Mijn route: van huis (Wijchen) naar Den Bosch en dan Vessem. Daar de Monastica via Postel, Namen naar Rocroi. Dan de Campaniensis via Reims en Troyes tot Vézelay, en vandaar de Via Lemovicensis naar St.-Jean-Pied-de-Port, via de variant over Nevers (in 2010 liep ik via Bourges). Tot slot de Camino Francés. Naar verwachting druk, dus tegenwoordig slaapplek reserveren (?), maar zo mooi. Ik zie wel hoe druk het is, dat zal waarschijnlijk september worden dat ik daar loop.

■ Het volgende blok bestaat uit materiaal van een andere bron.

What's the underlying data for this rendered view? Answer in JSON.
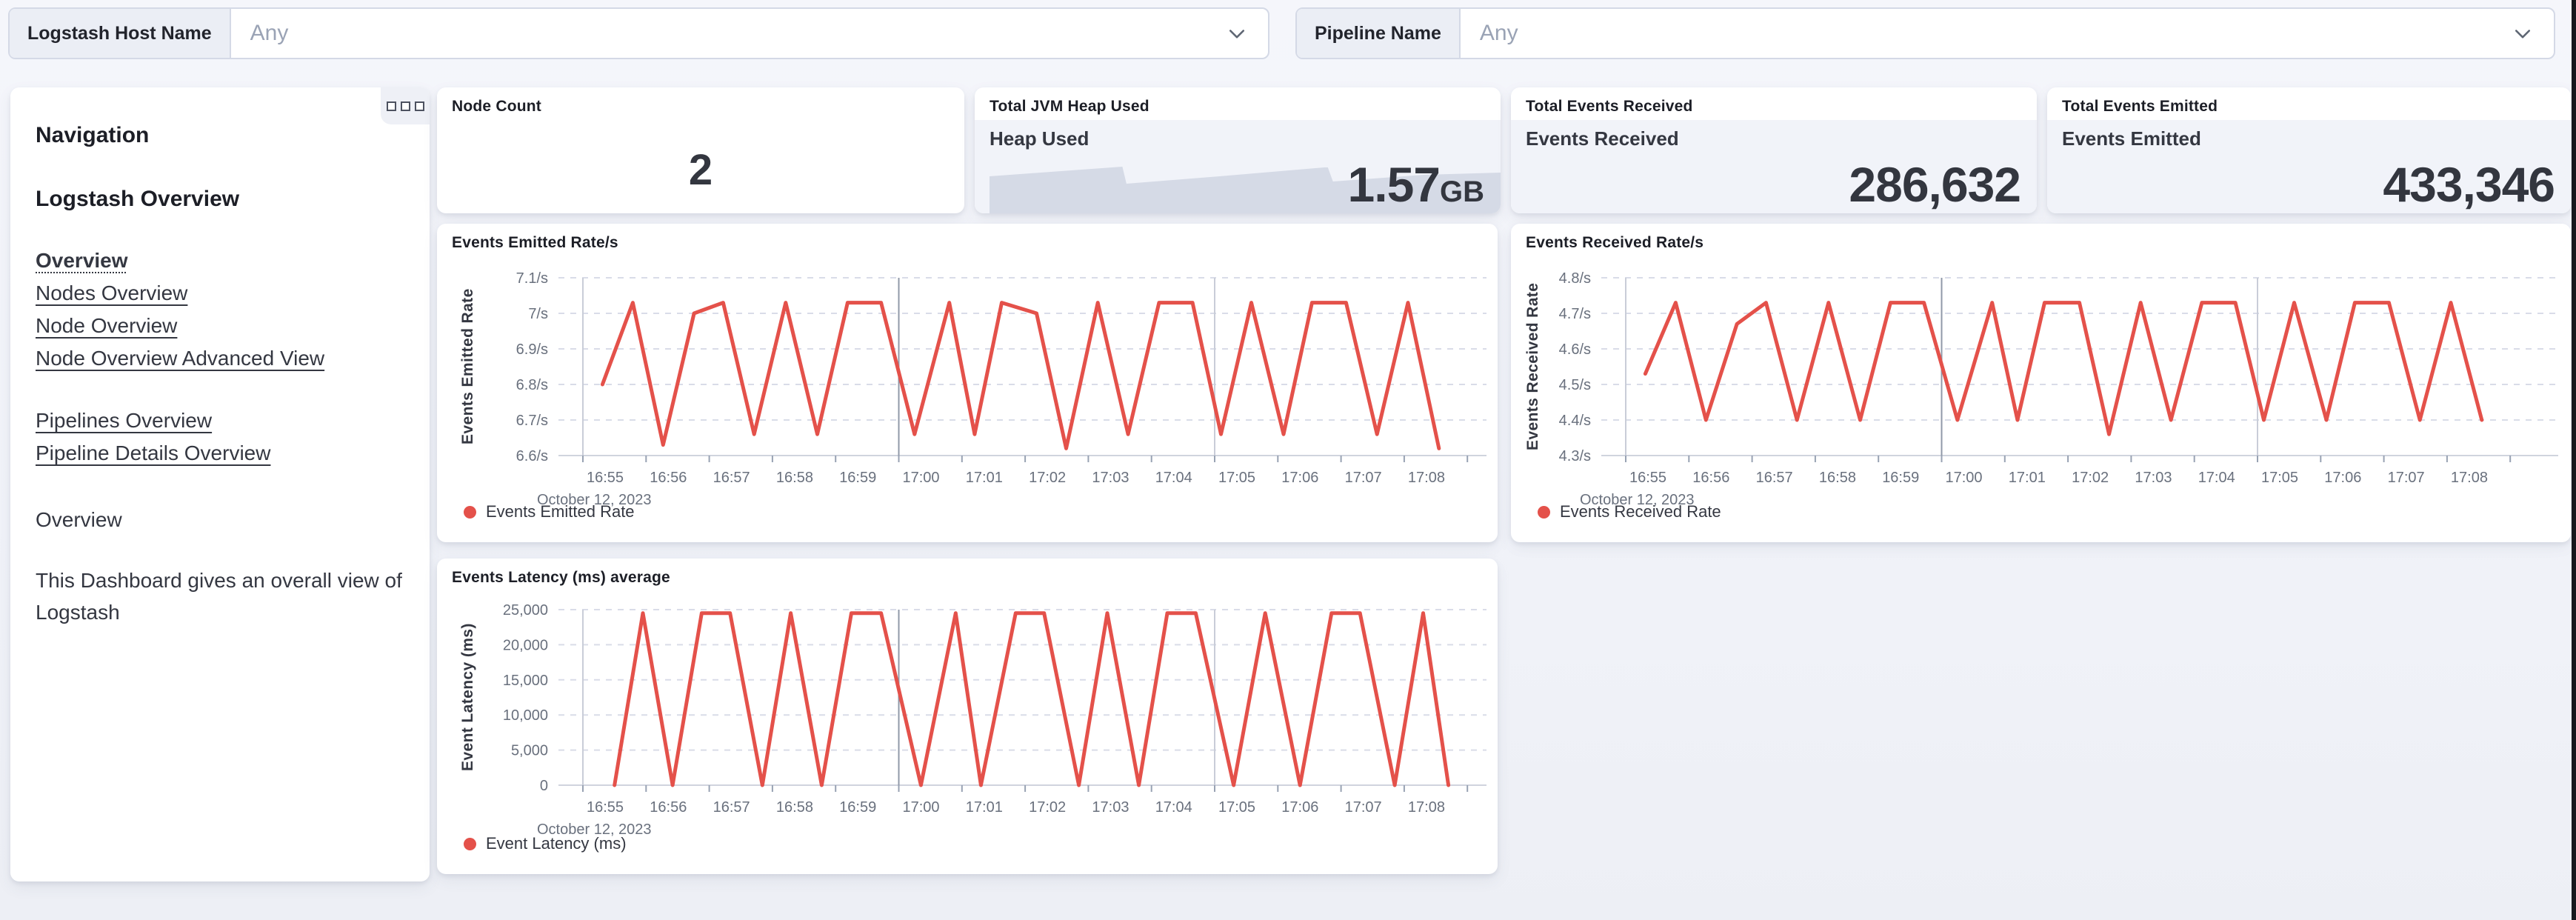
{
  "filters": {
    "logstash_host_name": {
      "label": "Logstash Host Name",
      "value": "Any"
    },
    "pipeline_name": {
      "label": "Pipeline Name",
      "value": "Any"
    }
  },
  "navigation": {
    "panel_title": "Navigation",
    "section_title": "Logstash Overview",
    "links_primary": [
      {
        "label": "Overview",
        "active": true
      },
      {
        "label": "Nodes Overview",
        "active": false
      },
      {
        "label": "Node Overview",
        "active": false
      },
      {
        "label": "Node Overview Advanced View",
        "active": false
      }
    ],
    "links_secondary": [
      {
        "label": "Pipelines Overview",
        "active": false
      },
      {
        "label": "Pipeline Details Overview",
        "active": false
      }
    ],
    "subheading": "Overview",
    "description": "This Dashboard gives an overall view of Logstash"
  },
  "panels": {
    "node_count": {
      "title": "Node Count",
      "value": "2"
    },
    "jvm_heap": {
      "title": "Total JVM Heap Used",
      "metric_label": "Heap Used",
      "value": "1.57",
      "unit": "GB"
    },
    "events_received_total": {
      "title": "Total Events Received",
      "metric_label": "Events Received",
      "value": "286,632"
    },
    "events_emitted_total": {
      "title": "Total Events Emitted",
      "metric_label": "Events Emitted",
      "value": "433,346"
    }
  },
  "colors": {
    "series_red": "#e4514a",
    "heap_area_fill": "#d5dae6",
    "grid_dashed": "#d9dce8",
    "axis_baseline": "#d0d4de",
    "tick_text": "#69707d",
    "emph_line_dark": "#9099a8",
    "emph_line_light": "#c9cdd8"
  },
  "chart_data": [
    {
      "type": "line",
      "title": "Events Emitted Rate/s",
      "ylabel": "Events Emitted Rate",
      "legend": "Events Emitted Rate",
      "color": "#e4514a",
      "grid": "horizontal-dashed",
      "legend_position": "bottom-left",
      "y_axis": {
        "min": 6.6,
        "max": 7.1,
        "ticks": [
          {
            "label": "7.1/s",
            "v": 7.1
          },
          {
            "label": "7/s",
            "v": 7.0
          },
          {
            "label": "6.9/s",
            "v": 6.9
          },
          {
            "label": "6.8/s",
            "v": 6.8
          },
          {
            "label": "6.7/s",
            "v": 6.7
          },
          {
            "label": "6.6/s",
            "v": 6.6
          }
        ]
      },
      "x_axis": {
        "date_label": "October 12, 2023",
        "tick_labels": [
          "16:55",
          "16:56",
          "16:57",
          "16:58",
          "16:59",
          "17:00",
          "17:01",
          "17:02",
          "17:03",
          "17:04",
          "17:05",
          "17:06",
          "17:07",
          "17:08"
        ],
        "unlabeled_end_tick": true,
        "emphasized_ticks": [
          "16:55",
          "17:00",
          "17:05"
        ]
      },
      "points_minutes_value": [
        [
          0.31,
          6.8
        ],
        [
          0.79,
          7.03
        ],
        [
          1.27,
          6.63
        ],
        [
          1.76,
          7.0
        ],
        [
          2.22,
          7.03
        ],
        [
          2.71,
          6.66
        ],
        [
          3.21,
          7.03
        ],
        [
          3.71,
          6.66
        ],
        [
          4.19,
          7.03
        ],
        [
          4.72,
          7.03
        ],
        [
          5.25,
          6.66
        ],
        [
          5.8,
          7.03
        ],
        [
          6.2,
          6.66
        ],
        [
          6.63,
          7.03
        ],
        [
          7.18,
          7.0
        ],
        [
          7.65,
          6.62
        ],
        [
          8.15,
          7.03
        ],
        [
          8.63,
          6.66
        ],
        [
          9.12,
          7.03
        ],
        [
          9.65,
          7.03
        ],
        [
          10.1,
          6.66
        ],
        [
          10.58,
          7.03
        ],
        [
          11.09,
          6.66
        ],
        [
          11.54,
          7.03
        ],
        [
          12.08,
          7.03
        ],
        [
          12.57,
          6.66
        ],
        [
          13.06,
          7.03
        ],
        [
          13.55,
          6.62
        ]
      ]
    },
    {
      "type": "line",
      "title": "Events Received Rate/s",
      "ylabel": "Events Received Rate",
      "legend": "Events Received Rate",
      "color": "#e4514a",
      "grid": "horizontal-dashed",
      "legend_position": "bottom-left",
      "y_axis": {
        "min": 4.3,
        "max": 4.8,
        "ticks": [
          {
            "label": "4.8/s",
            "v": 4.8
          },
          {
            "label": "4.7/s",
            "v": 4.7
          },
          {
            "label": "4.6/s",
            "v": 4.6
          },
          {
            "label": "4.5/s",
            "v": 4.5
          },
          {
            "label": "4.4/s",
            "v": 4.4
          },
          {
            "label": "4.3/s",
            "v": 4.3
          }
        ]
      },
      "x_axis": {
        "date_label": "October 12, 2023",
        "tick_labels": [
          "16:55",
          "16:56",
          "16:57",
          "16:58",
          "16:59",
          "17:00",
          "17:01",
          "17:02",
          "17:03",
          "17:04",
          "17:05",
          "17:06",
          "17:07",
          "17:08"
        ],
        "unlabeled_end_tick": true,
        "emphasized_ticks": [
          "16:55",
          "17:00",
          "17:05"
        ]
      },
      "points_minutes_value": [
        [
          0.31,
          4.53
        ],
        [
          0.79,
          4.73
        ],
        [
          1.27,
          4.4
        ],
        [
          1.76,
          4.67
        ],
        [
          2.22,
          4.73
        ],
        [
          2.71,
          4.4
        ],
        [
          3.21,
          4.73
        ],
        [
          3.71,
          4.4
        ],
        [
          4.19,
          4.73
        ],
        [
          4.72,
          4.73
        ],
        [
          5.25,
          4.4
        ],
        [
          5.8,
          4.73
        ],
        [
          6.2,
          4.4
        ],
        [
          6.63,
          4.73
        ],
        [
          7.18,
          4.73
        ],
        [
          7.65,
          4.36
        ],
        [
          8.15,
          4.73
        ],
        [
          8.63,
          4.4
        ],
        [
          9.12,
          4.73
        ],
        [
          9.65,
          4.73
        ],
        [
          10.1,
          4.4
        ],
        [
          10.58,
          4.73
        ],
        [
          11.09,
          4.4
        ],
        [
          11.54,
          4.73
        ],
        [
          12.08,
          4.73
        ],
        [
          12.57,
          4.4
        ],
        [
          13.06,
          4.73
        ],
        [
          13.55,
          4.4
        ]
      ]
    },
    {
      "type": "line",
      "title": "Events Latency (ms) average",
      "ylabel": "Event Latency (ms)",
      "legend": "Event Latency (ms)",
      "color": "#e4514a",
      "grid": "horizontal-dashed",
      "legend_position": "bottom-left",
      "y_axis": {
        "min": 0,
        "max": 25000,
        "ticks": [
          {
            "label": "25,000",
            "v": 25000
          },
          {
            "label": "20,000",
            "v": 20000
          },
          {
            "label": "15,000",
            "v": 15000
          },
          {
            "label": "10,000",
            "v": 10000
          },
          {
            "label": "5,000",
            "v": 5000
          },
          {
            "label": "0",
            "v": 0
          }
        ]
      },
      "x_axis": {
        "date_label": "October 12, 2023",
        "tick_labels": [
          "16:55",
          "16:56",
          "16:57",
          "16:58",
          "16:59",
          "17:00",
          "17:01",
          "17:02",
          "17:03",
          "17:04",
          "17:05",
          "17:06",
          "17:07",
          "17:08"
        ],
        "unlabeled_end_tick": true,
        "emphasized_ticks": [
          "16:55",
          "17:00",
          "17:05"
        ]
      },
      "points_minutes_value": [
        [
          0.5,
          0
        ],
        [
          0.95,
          24500
        ],
        [
          1.42,
          0
        ],
        [
          1.88,
          24500
        ],
        [
          2.33,
          24500
        ],
        [
          2.84,
          0
        ],
        [
          3.29,
          24500
        ],
        [
          3.78,
          0
        ],
        [
          4.25,
          24500
        ],
        [
          4.72,
          24500
        ],
        [
          5.35,
          0
        ],
        [
          5.9,
          24500
        ],
        [
          6.3,
          0
        ],
        [
          6.85,
          24500
        ],
        [
          7.3,
          24500
        ],
        [
          7.85,
          0
        ],
        [
          8.3,
          24500
        ],
        [
          8.8,
          0
        ],
        [
          9.25,
          24500
        ],
        [
          9.7,
          24500
        ],
        [
          10.3,
          0
        ],
        [
          10.8,
          24500
        ],
        [
          11.35,
          0
        ],
        [
          11.85,
          24500
        ],
        [
          12.3,
          24500
        ],
        [
          12.85,
          0
        ],
        [
          13.3,
          24500
        ],
        [
          13.7,
          0
        ]
      ]
    },
    {
      "type": "area",
      "title": "Heap Used",
      "color": "#d5dae6",
      "normalized_points": [
        [
          0,
          0.5
        ],
        [
          0.1,
          0.55
        ],
        [
          0.26,
          0.63
        ],
        [
          0.268,
          0.4
        ],
        [
          0.45,
          0.5
        ],
        [
          0.655,
          0.62
        ],
        [
          0.662,
          0.62
        ],
        [
          0.672,
          0.43
        ],
        [
          0.85,
          0.52
        ],
        [
          1,
          0.55
        ]
      ]
    }
  ]
}
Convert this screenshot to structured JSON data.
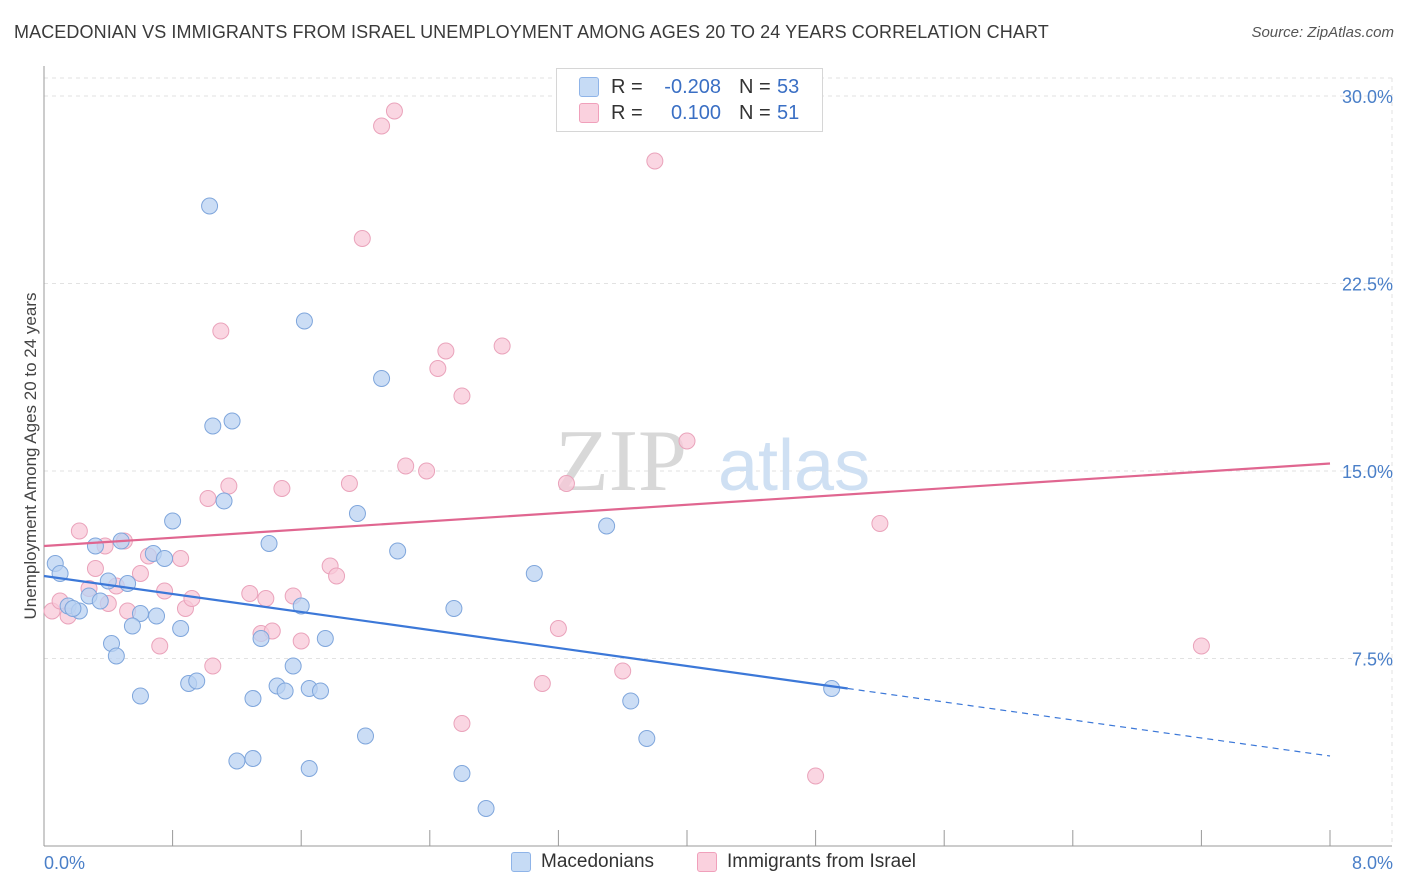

De eerste week loopt waarschijnlijk wandelvriend Ad mee, erg leuk, daarna stap ik alleen door. Ik probeer onderweg mijn website bij te houden via mijn mobieltje, maar dat zal niet elke dag lukken, en mogelijk alleen een kort verslag en geen foto’s. Als er mensen zijn die mij volgen doet het mij erg goed reacties te lezen, die steun en support zal ik geregeld nodig hebben. Allez, on y va.